#### Answer

$$\tan\Big(\frac{x}{2}+\frac{\pi}{4}\Big)=\sec x+\tan x$$
The equation is an identity, as verified below.

#### Work Step by Step

$$\tan\Big(\frac{x}{2}+\frac{\pi}{4}\Big)=\sec x+\tan x$$
1) We start from the left side.
$$X=\tan\Big(\frac{x}{2}+\frac{\pi}{4}\Big)$$
- Recall the sum identity for tangent, which states
$$\tan(A+B)=\frac{\tan A+\tan B}{1-\tan A\tan B}$$
Replace the identity into $X$ with $A=\frac{x}{2}$ and $B=\frac{\pi}{4}$, we have
$$X=\frac{\tan\frac{x}{2}+\tan\frac{\pi}{4}}{1-\tan\frac{x}{2}\tan\frac{\pi}{4}}$$
$$X=\frac{\tan\frac{x}{2}+1}{1-\tan\frac{x}{2}\times1}$$
$$X=\frac{\tan\frac{x}{2}+1}{1-\tan\frac{x}{2}}$$
- Now use the half-angle identity for tangent: $$\tan\frac{x}{2}=\frac{1-\cos x}{\sin x}$$
Thus, $$X=\frac{\frac{1-\cos x}{\sin x}+1}{1-\frac{1-\cos x}{\sin x}}$$
$$X=\frac{\frac{1-\cos x+\sin x}{\sin x}}{\frac{\sin x-1+\cos x}{\sin x}}$$
$$X=\frac{1-\cos x+\sin x}{\sin x-1+\cos x}$$
$$X=\frac{\sin x-\cos x+1}{\sin x+\cos x-1}$$
We stop here as there seems no potential in simplifying anymore.
2) Then we look at the right side.
$$Y=\sec x+\tan x$$
- Apply the following identities:
$$\sec x=\frac{1}{\cos x}\hspace{2cm}\tan x=\frac{\sin x}{\cos x}$$
$$Y=\frac{1}{\cos x}+\frac{\sin x}{\cos x}$$
$$Y=\frac{1+\sin x}{\cos x}$$
So the job here is to prove that $\frac{1+\sin x}{\cos x}=\frac{\sin x-\cos x+1}{\sin x+\cos x-1}$, which seems so different.

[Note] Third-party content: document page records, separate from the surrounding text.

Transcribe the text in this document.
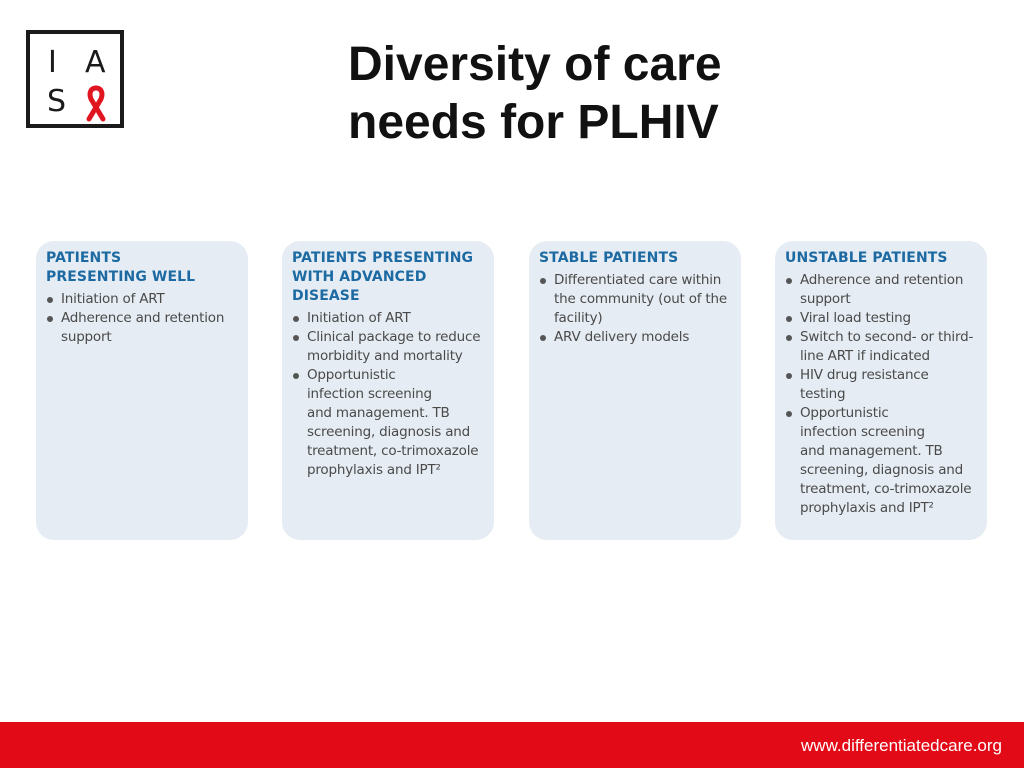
I A
S
Diversity of care
needs for PLHIV
PATIENTS PRESENTING WELL
Initiation of ART
Adherence and retention
support
PATIENTS PRESENTING WITH ADVANCED DISEASE
Initiation of ART
Clinical package to reduce
morbidity and mortality
Opportunistic
infection screening
and management. TB
screening, diagnosis and
treatment, co-trimoxazole
prophylaxis and IPT²
STABLE PATIENTS
Differentiated care within
the community (out of the
facility)
ARV delivery models
UNSTABLE PATIENTS
Adherence and retention
support
Viral load testing
Switch to second- or third-
line ART if indicated
HIV drug resistance
testing
Opportunistic
infection screening
and management. TB
screening, diagnosis and
treatment, co-trimoxazole
prophylaxis and IPT²
www.differentiatedcare.org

So in a seemingly dead-end case like this, we would try multiplying both the numerator and denominator of $Y$ with $\frac{\sin x+\cos x-1}{\sin x+\cos x-1}$.

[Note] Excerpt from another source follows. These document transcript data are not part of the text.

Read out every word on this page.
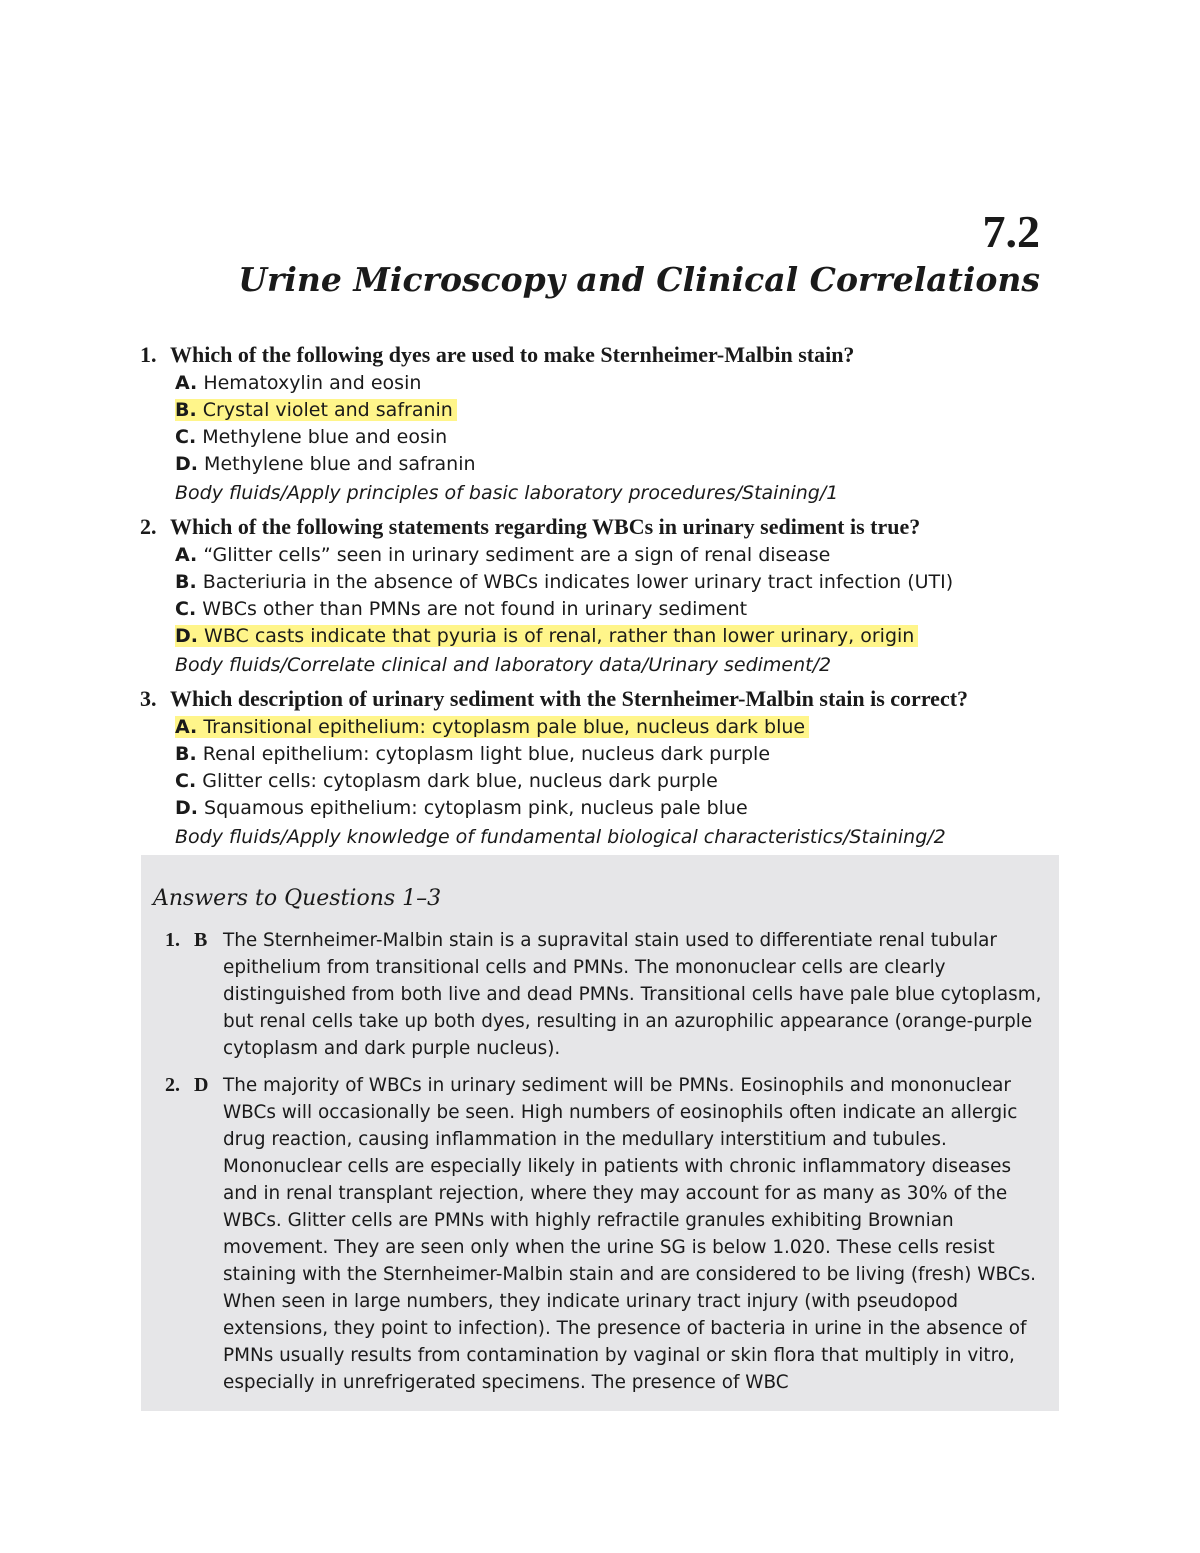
7.2
Urine Microscopy and Clinical Correlations
1. Which of the following dyes are used to make Sternheimer-Malbin stain?
A. Hematoxylin and eosin
B. Crystal violet and safranin
C. Methylene blue and eosin
D. Methylene blue and safranin
Body fluids/Apply principles of basic laboratory procedures/Staining/1
2. Which of the following statements regarding WBCs in urinary sediment is true?
A. “Glitter cells” seen in urinary sediment are a sign of renal disease
B. Bacteriuria in the absence of WBCs indicates lower urinary tract infection (UTI)
C. WBCs other than PMNs are not found in urinary sediment
D. WBC casts indicate that pyuria is of renal, rather than lower urinary, origin
Body fluids/Correlate clinical and laboratory data/Urinary sediment/2
3. Which description of urinary sediment with the Sternheimer-Malbin stain is correct?
A. Transitional epithelium: cytoplasm pale blue, nucleus dark blue
B. Renal epithelium: cytoplasm light blue, nucleus dark purple
C. Glitter cells: cytoplasm dark blue, nucleus dark purple
D. Squamous epithelium: cytoplasm pink, nucleus pale blue
Body fluids/Apply knowledge of fundamental biological characteristics/Staining/2
Answers to Questions 1–3
1. B The Sternheimer-Malbin stain is a supravital stain used to differentiate renal tubular epithelium from transitional cells and PMNs. The mononuclear cells are clearly distinguished from both live and dead PMNs. Transitional cells have pale blue cytoplasm, but renal cells take up both dyes, resulting in an azurophilic appearance (orange-purple cytoplasm and dark purple nucleus).
2. D The majority of WBCs in urinary sediment will be PMNs. Eosinophils and mononuclear WBCs will occasionally be seen. High numbers of eosinophils often indicate an allergic drug reaction, causing inflammation in the medullary interstitium and tubules. Mononuclear cells are especially likely in patients with chronic inflammatory diseases and in renal transplant rejection, where they may account for as many as 30% of the WBCs. Glitter cells are PMNs with highly refractile granules exhibiting Brownian movement. They are seen only when the urine SG is below 1.020. These cells resist staining with the Sternheimer-Malbin stain and are considered to be living (fresh) WBCs. When seen in large numbers, they indicate urinary tract injury (with pseudopod extensions, they point to infection). The presence of bacteria in urine in the absence of PMNs usually results from contamination by vaginal or skin flora that multiply in vitro, especially in unrefrigerated specimens. The presence of WBC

$$Y=\frac{1+\sin x}{\cos x}\times\frac{\sin x+\cos x-1}{\sin x+\cos x-1}$$
$$Y=\frac{\sin x+\cos x-1+\sin^2x+\sin x\cos x-\sin x}{\cos x(\sin x+\cos x-1)}$$
$$Y=\frac{\sin^2x+\sin x\cos x+\cos x-1}{\cos x(\sin x+\cos x-1)}$$
- Now remember that $\sin^2x=1-\cos^2x$, which can be used to rewrite $\sin^2x$.

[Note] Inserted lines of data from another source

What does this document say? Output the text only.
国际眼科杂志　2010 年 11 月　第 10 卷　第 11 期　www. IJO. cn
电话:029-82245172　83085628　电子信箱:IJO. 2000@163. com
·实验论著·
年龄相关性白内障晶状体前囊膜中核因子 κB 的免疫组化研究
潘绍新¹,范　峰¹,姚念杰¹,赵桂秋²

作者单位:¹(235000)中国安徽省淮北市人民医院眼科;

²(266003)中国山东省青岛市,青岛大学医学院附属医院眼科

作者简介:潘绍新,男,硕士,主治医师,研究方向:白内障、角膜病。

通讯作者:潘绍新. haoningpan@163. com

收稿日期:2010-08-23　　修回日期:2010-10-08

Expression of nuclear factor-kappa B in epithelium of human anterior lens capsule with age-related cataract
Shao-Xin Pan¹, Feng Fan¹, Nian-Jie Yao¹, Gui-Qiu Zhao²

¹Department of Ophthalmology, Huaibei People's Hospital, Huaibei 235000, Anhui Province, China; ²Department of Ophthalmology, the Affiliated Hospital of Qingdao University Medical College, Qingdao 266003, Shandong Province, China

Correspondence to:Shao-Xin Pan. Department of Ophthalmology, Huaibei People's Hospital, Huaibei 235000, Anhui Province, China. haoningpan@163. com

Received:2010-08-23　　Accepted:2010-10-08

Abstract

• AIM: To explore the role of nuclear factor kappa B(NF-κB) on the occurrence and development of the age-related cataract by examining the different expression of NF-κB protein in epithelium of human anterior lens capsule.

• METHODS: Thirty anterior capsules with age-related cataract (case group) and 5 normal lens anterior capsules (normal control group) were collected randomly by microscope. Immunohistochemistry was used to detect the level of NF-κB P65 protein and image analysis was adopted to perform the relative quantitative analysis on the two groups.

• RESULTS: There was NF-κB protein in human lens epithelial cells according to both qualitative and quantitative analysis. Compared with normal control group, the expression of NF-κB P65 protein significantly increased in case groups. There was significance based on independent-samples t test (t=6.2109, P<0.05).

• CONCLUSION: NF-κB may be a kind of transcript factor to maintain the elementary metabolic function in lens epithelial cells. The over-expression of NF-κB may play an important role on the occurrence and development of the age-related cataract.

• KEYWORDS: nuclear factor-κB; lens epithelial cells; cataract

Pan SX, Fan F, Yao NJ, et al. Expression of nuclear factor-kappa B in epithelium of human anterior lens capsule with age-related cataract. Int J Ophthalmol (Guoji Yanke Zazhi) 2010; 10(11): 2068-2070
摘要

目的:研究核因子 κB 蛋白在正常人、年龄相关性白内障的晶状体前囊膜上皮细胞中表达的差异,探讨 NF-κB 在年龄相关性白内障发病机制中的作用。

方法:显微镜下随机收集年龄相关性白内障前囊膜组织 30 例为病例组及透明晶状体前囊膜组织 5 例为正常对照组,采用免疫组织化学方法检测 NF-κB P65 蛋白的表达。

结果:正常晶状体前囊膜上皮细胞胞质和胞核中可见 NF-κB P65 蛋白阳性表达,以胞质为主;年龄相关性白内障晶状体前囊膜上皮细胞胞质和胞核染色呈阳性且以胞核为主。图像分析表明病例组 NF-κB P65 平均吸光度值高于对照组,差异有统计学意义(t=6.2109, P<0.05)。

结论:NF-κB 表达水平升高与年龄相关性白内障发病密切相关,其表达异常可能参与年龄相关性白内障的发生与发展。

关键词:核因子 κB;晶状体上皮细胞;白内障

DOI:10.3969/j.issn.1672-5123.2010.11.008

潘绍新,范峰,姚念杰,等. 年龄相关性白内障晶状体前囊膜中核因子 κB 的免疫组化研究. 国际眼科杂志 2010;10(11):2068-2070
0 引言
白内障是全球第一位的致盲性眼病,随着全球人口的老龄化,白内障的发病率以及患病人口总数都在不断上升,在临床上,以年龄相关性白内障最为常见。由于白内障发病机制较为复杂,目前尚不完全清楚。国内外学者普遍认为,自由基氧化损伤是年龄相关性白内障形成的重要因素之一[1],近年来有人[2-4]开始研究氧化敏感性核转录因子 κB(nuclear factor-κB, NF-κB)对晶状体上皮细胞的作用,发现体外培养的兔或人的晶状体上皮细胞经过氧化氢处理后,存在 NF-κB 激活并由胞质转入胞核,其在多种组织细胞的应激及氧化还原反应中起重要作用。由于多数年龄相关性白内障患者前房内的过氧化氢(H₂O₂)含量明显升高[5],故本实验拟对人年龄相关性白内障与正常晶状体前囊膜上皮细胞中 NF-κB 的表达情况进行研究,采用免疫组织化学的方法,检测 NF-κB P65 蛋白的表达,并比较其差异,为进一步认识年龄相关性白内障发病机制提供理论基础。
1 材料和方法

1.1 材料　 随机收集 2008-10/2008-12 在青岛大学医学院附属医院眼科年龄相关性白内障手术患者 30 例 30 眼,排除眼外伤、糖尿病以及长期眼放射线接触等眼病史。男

$$Y=\frac{1-\cos^2x+\sin x\cos x+\cos x-1}{\cos x(\sin x+\cos x-1)}$$
$$Y=\frac{-\cos^2x+\sin x\cos x+\cos x}{\cos x(\sin x+\cos x-1)}$$
$$Y=\frac{\cos x(\sin x-\cos x+1)}{\cos x(\sin x+\cos x-1)}$$
$$Y=\frac{\sin x-\cos x+1}{\sin x+\cos x-1}$$
So after a rather painstaking process of transformations, we show that $X=Y$.
Therefore, $$\tan\Big(\frac{x}{2}+\frac{\pi}{4}\Big)=\sec x+\tan x$$
The equation is therefore an identity.